In the shelter, with the back of her driver's seat laid down and the other seat cushions arranged to make a bed, Amanda lay, thinking. Around her, a circle of cut and stripped saplings had been driven into the earth and bent together at their tops to make the frame. This sagged gently over her head under the weight of the leafy branches that interwove the saplings, the whole crowned and made waterproof by the groundsheet from the boot of the skimmer. In spite of the soft warmth filling the shelter from the skimmer, humming on minimum power to its heater unit, the slight weight of her old down jacket, spread over her shoulders, gave her comfort.

She felt a strange sadness and a loneliness. Present concerns slid off and were lost in personal memories.
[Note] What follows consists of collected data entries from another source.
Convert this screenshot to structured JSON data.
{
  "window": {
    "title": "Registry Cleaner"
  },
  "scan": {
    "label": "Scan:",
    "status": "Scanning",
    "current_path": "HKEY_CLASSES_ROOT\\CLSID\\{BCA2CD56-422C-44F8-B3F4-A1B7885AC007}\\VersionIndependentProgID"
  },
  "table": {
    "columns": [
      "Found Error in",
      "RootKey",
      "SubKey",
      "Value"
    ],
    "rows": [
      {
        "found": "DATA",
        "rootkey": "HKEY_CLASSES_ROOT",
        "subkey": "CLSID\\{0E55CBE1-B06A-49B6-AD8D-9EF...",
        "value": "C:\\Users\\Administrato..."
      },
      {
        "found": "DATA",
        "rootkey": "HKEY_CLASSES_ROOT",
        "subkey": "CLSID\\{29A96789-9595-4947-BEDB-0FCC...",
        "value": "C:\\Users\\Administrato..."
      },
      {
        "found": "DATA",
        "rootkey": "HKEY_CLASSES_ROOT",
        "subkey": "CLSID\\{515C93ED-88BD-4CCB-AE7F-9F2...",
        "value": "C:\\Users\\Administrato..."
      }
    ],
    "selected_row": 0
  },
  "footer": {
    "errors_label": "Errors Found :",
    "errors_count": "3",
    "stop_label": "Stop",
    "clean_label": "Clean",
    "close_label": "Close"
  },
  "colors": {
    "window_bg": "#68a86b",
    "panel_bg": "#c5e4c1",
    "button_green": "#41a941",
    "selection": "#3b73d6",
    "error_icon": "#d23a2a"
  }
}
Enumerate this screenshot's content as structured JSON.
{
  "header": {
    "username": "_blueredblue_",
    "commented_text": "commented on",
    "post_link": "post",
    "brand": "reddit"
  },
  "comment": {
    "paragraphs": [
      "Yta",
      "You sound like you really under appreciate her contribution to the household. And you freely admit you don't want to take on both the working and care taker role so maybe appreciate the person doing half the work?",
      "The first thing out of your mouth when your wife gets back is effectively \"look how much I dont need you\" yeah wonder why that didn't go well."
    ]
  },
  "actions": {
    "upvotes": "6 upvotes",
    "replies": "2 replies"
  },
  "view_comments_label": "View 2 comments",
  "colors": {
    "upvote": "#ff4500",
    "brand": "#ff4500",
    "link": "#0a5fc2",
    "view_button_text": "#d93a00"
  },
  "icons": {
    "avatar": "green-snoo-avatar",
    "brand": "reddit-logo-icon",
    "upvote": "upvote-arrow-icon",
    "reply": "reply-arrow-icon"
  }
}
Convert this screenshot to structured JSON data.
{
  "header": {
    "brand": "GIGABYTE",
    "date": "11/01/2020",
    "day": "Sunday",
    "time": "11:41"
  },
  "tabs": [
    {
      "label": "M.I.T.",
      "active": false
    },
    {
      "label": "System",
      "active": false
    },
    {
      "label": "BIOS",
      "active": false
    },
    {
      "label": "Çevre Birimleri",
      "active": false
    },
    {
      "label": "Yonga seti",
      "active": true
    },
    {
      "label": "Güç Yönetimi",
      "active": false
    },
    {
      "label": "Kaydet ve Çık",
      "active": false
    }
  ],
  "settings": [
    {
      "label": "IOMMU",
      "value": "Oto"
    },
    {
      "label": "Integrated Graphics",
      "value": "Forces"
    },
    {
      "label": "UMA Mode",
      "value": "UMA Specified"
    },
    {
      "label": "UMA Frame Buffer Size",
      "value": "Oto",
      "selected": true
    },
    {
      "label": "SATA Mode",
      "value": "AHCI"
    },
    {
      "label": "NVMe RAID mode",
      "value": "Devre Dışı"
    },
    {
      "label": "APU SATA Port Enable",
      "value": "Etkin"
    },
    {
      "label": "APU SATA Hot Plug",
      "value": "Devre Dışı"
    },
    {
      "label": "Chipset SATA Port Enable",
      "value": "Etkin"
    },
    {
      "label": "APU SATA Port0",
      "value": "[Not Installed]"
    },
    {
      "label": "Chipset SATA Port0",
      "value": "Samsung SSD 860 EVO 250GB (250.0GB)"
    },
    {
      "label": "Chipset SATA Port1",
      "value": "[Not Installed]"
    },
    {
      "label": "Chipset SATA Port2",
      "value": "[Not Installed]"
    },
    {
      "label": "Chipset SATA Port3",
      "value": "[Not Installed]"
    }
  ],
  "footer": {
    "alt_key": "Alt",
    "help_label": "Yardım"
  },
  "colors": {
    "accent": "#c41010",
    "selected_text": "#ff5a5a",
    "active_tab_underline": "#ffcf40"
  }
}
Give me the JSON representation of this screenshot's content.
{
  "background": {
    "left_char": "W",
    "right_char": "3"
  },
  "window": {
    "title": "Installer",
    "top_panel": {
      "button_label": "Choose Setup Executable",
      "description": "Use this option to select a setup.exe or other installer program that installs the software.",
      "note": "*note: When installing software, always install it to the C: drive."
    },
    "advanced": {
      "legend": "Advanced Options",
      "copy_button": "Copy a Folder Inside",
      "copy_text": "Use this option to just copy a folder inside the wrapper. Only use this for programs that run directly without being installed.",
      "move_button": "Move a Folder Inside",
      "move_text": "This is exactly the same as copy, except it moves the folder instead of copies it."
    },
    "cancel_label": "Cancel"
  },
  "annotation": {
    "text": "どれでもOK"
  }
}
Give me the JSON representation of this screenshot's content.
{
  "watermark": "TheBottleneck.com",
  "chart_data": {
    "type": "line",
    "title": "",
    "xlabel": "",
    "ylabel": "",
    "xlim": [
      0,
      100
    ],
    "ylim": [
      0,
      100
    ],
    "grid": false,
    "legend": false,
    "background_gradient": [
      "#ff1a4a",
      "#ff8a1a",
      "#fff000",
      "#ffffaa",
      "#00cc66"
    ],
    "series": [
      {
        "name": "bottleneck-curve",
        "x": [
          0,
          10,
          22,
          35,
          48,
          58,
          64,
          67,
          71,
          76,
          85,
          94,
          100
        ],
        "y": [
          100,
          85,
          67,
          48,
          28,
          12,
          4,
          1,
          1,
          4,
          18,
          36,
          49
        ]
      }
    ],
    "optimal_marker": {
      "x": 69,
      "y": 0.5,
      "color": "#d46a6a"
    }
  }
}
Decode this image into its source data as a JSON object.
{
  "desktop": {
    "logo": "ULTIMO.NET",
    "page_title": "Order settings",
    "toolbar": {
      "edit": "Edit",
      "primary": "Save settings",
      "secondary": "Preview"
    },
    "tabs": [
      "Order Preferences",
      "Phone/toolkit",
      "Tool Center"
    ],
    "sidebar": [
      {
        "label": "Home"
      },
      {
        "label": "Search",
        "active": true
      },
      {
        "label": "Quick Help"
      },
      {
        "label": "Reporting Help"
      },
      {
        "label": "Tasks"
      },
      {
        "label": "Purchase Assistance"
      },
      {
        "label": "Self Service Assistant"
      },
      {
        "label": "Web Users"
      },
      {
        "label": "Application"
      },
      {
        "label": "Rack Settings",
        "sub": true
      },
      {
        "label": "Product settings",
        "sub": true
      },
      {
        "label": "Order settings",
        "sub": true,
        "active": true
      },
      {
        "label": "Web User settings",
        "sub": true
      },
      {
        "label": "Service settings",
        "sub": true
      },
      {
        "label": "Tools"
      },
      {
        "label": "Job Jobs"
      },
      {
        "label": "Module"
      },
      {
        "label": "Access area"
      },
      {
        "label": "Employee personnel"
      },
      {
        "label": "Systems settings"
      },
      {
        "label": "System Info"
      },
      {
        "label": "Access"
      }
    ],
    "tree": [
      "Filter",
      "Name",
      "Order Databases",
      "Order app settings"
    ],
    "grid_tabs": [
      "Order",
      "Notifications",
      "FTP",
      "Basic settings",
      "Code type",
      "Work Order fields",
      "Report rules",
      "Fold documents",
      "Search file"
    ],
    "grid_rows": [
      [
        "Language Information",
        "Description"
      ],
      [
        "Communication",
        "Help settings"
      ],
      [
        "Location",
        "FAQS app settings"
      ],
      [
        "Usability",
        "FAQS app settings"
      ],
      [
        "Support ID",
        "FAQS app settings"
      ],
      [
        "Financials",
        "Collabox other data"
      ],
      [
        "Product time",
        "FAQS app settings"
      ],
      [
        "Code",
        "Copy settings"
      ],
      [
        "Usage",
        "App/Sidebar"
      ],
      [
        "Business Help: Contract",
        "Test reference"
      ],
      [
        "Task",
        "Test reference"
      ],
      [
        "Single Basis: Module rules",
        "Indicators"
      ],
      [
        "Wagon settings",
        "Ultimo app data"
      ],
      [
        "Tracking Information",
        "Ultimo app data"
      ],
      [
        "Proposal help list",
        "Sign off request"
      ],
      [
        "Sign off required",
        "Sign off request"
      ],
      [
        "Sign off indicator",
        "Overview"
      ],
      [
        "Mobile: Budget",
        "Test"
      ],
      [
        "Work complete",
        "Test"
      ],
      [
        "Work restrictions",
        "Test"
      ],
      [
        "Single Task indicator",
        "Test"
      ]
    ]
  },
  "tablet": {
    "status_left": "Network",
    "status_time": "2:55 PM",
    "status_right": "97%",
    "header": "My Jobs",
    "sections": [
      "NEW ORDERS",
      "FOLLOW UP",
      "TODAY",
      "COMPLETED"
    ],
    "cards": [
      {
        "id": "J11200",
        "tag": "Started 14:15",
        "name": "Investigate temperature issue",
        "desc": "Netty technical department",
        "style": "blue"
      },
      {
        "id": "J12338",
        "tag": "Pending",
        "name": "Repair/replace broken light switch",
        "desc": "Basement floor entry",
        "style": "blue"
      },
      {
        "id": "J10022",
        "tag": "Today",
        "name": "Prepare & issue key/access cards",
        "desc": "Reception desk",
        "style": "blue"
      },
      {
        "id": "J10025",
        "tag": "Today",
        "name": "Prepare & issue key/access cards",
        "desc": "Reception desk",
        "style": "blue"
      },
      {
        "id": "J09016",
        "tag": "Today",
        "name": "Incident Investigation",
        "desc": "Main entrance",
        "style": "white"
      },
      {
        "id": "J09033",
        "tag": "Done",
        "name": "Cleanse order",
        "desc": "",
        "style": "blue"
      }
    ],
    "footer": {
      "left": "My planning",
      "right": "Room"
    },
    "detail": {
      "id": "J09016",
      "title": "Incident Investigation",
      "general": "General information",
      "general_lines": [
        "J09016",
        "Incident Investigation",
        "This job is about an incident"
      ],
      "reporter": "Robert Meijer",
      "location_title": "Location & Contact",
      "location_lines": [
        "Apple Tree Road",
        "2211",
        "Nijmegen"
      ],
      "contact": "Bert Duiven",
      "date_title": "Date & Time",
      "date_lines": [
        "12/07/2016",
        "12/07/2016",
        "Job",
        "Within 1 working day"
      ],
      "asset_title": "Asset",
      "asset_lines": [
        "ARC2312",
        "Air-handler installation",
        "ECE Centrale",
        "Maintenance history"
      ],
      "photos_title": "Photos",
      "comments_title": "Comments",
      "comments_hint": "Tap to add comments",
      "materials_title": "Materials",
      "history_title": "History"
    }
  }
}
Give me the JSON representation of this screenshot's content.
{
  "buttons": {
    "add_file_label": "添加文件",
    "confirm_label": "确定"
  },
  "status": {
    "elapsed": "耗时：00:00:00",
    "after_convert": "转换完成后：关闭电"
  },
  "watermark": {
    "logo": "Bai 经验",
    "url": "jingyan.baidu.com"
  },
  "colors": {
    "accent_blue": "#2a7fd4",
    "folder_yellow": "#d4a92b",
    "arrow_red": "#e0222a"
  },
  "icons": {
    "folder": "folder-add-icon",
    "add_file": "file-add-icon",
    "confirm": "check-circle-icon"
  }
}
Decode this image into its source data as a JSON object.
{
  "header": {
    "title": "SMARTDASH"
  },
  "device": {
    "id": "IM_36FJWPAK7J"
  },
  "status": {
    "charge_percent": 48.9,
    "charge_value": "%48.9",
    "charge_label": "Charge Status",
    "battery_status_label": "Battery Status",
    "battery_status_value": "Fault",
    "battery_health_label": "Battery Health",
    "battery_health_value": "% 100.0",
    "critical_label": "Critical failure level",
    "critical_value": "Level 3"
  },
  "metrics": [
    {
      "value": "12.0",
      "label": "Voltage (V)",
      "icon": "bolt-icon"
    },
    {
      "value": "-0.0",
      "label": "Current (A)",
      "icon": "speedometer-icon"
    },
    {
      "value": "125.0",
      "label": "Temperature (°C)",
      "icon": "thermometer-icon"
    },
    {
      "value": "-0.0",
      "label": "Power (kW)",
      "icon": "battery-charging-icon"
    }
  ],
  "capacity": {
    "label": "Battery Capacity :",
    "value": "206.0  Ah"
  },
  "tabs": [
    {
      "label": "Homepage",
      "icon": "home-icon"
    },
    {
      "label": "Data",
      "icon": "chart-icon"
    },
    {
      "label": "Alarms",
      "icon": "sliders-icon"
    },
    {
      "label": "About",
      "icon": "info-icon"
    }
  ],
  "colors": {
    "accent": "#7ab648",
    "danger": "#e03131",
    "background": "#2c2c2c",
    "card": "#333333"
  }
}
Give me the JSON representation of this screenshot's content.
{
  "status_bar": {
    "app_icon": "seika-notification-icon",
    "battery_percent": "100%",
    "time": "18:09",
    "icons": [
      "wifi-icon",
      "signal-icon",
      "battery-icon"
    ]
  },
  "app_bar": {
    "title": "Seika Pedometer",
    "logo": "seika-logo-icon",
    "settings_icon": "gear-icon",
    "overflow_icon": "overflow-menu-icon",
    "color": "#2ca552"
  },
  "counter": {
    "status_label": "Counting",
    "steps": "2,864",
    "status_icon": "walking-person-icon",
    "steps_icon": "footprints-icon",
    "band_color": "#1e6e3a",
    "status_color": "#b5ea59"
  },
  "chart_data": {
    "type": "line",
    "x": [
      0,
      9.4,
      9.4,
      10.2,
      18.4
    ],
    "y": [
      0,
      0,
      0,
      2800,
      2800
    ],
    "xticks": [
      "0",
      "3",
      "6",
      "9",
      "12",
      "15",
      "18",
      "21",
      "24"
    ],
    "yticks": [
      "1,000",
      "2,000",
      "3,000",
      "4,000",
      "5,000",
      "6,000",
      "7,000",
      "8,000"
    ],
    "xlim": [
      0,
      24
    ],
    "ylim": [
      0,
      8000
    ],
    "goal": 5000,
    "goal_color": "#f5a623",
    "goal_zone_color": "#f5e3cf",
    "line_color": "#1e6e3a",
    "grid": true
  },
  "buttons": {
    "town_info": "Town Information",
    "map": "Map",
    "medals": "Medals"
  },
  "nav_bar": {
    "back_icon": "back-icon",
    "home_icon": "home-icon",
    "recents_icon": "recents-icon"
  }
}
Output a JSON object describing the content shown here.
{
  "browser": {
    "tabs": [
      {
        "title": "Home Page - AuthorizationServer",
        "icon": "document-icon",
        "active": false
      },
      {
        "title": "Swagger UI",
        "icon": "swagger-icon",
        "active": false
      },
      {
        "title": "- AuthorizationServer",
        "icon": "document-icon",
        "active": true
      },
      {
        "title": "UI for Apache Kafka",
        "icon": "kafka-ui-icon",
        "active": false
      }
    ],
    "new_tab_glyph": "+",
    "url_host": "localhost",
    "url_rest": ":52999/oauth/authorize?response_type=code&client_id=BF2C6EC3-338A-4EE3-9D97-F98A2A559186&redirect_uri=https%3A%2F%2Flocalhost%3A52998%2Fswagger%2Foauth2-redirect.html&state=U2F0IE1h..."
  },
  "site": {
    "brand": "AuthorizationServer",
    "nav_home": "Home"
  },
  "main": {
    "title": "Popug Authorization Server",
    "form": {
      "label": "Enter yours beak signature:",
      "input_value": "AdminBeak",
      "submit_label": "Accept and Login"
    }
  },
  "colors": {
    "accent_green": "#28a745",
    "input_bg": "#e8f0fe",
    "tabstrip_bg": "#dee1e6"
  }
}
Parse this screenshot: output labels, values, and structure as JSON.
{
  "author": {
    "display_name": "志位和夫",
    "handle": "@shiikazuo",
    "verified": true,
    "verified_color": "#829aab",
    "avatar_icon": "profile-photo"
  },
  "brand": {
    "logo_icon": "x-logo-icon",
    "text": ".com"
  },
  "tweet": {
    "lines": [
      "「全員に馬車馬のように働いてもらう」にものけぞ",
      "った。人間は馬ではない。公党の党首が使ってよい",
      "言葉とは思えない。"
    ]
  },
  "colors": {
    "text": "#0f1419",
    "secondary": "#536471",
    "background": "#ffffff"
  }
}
She found herself thinking once more of Jimmy, her first-born - Betta's grandfather - whom she had loved more than any of her other children, though none of them had known it. Jimmy, whom she had cared for as child and adult through his own long life and all three of her own marriages, and brought at last with her here to the Dorsai to found a household. He was the Morgan from which all the ap Morgans since were named. He had lived sixty-four years, and ended up a good man and a good father - but all those years she had held the reins tight upon him.

Not his fault. As a six-month-old baby he had been taken - legally stolen from her by her in-laws, after his father's death, and the less than a short year and a half of their marriage. She had fought for four years after that, fought literally and legally, until finally she had worn her father and mother-in-law down to where they were forced to allow her visiting rights; and then she had stolen him back Stolen him, and fled off-Earth to the technologically-oriented new world of Newton; where she had married again, to give the boy a home and a father.